Mother of Tyanna Lyra Parker – 6 1/2 when she died in November 2000
Lucky for me and I know I am fortunate, I don’t have to ask. One friend or another seems to always know when I need extra support through the day and the same goes for my family, they are always there whether they are needed or not. But I always need them, so it’s okay. If I had to ask, I would just simply ask that they sit and listen to me tell his stories, his likes and dislikes and get out all the memories I could, and listen to theirs in return. Talking about him every chance I could has been my biggest help, because no matter what, the story ends up leaving a smile on my face and peace in my heart. I love talking about him and late at night when I usually miss him the most, I have a few friends I call and just pour out the memories to and all the anger and all the “why me?”
Mother of Cylis Taylor
I really do think this varies from person to person…but for me, I really just needed to be held a lot. I also needed friends who would let me be angry and not judge me for it or tell me it was wrong to blame God. I didn’t blame God forever, not even for very long…but for awhile I needed to be angry and not feel bad about that. I didn’t need cliché words at all…things like “God needed another angel” didn’t help a bit. I preferred no words…or just “I’m so sorry and I love you”. But holding me was definitely a strong need. I also needed and still need to hear people say her name…to have them validate that she was a real person who lived and breathed and gave the bright gift of her spirit to this world.
Mother of Kaeli
Never gave this a thought. My friends seem to ignore me sometimes, but I think it’s because they’re afraid of their own mortality. “If a small child can die, I can go at any time” My family has only been supportive really when we were going through the funeral, and a little bit after.

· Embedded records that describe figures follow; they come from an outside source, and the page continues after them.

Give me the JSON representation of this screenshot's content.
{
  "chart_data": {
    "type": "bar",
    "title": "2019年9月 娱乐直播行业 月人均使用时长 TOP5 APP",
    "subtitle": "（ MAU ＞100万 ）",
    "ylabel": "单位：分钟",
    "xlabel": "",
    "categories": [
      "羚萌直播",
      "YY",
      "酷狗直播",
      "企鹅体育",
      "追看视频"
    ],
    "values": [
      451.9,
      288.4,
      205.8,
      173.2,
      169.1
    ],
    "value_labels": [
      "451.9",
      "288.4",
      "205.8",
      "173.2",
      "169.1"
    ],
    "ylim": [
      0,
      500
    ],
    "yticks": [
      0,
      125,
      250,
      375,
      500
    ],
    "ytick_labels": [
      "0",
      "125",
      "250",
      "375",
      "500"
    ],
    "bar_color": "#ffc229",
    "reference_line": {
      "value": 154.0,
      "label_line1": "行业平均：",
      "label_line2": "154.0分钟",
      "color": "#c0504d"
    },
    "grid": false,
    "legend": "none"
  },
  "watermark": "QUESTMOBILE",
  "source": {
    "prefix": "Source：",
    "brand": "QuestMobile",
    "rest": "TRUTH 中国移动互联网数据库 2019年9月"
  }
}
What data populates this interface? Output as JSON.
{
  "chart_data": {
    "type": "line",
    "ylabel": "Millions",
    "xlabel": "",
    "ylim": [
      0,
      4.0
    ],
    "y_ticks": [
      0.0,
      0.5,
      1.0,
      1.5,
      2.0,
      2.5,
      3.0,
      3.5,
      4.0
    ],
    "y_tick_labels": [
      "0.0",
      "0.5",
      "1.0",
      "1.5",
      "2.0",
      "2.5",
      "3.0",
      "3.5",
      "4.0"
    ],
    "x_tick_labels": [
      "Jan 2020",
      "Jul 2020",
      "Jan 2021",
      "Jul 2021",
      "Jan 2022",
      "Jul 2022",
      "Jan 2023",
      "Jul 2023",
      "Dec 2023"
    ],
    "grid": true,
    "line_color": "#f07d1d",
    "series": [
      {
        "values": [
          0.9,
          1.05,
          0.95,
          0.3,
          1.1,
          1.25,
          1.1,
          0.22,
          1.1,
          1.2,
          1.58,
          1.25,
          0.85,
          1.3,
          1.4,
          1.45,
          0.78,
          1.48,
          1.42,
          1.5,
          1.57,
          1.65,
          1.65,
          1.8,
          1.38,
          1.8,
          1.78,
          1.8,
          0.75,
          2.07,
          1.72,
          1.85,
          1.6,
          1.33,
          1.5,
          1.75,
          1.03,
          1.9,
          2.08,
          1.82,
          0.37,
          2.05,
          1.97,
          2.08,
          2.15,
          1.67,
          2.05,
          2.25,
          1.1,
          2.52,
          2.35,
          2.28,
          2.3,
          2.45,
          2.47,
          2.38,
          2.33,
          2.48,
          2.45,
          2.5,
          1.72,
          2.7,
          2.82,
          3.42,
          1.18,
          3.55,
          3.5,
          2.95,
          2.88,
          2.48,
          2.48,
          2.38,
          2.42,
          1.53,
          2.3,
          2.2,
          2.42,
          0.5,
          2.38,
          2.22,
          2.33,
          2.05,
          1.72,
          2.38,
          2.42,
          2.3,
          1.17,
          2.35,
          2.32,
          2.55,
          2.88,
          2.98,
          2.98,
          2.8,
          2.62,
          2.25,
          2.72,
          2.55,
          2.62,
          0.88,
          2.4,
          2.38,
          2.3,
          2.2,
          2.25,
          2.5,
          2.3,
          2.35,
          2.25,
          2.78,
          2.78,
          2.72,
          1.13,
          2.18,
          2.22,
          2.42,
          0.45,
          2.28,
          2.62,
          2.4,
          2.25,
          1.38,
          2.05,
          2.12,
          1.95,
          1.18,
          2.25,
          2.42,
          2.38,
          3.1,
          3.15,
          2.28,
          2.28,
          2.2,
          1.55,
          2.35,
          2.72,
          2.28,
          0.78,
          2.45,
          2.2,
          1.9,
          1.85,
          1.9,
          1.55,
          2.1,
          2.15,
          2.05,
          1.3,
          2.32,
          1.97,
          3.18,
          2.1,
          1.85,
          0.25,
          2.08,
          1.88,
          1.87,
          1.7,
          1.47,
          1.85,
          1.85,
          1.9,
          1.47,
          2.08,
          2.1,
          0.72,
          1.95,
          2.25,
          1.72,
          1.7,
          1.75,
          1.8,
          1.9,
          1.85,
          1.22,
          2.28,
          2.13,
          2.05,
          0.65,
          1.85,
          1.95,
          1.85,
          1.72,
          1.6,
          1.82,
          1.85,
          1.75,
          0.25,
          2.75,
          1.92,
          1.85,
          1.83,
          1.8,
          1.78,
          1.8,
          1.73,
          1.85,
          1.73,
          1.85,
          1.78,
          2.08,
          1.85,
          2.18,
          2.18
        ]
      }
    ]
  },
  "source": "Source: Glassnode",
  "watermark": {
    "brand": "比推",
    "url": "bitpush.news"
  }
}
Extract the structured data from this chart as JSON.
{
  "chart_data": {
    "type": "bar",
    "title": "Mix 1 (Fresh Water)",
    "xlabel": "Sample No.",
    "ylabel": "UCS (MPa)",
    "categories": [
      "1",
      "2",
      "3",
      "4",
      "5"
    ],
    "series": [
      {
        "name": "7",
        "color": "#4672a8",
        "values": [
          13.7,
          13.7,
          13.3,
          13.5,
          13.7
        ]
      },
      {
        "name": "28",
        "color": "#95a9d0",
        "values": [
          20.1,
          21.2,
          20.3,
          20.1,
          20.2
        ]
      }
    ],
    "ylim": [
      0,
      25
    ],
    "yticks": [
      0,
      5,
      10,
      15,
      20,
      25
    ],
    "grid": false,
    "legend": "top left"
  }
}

Other than that, we seemed to have lost communication. No one wants to “talk” about it. It’s like if they did, they were jinxing themselves by discussing it.
Grandmother of Brooke
Tell them that even when they don’t know what to say, then say nothing. Just hold your hand, or stand nearby. Tell them not to forget your baby, or fail to mention his name, because doing so actually usually worsens the grief. Have them tell you anecdotes and memories of your child — those are little gifts for me. If they have pictures of your child, suggest they make copies for you. More than anything, you are going to have to open up to them. You have to tell them what you need. Maybe the suggestions above are just the opposite of what your needs are. You have to let your friends and family know what you are expecting.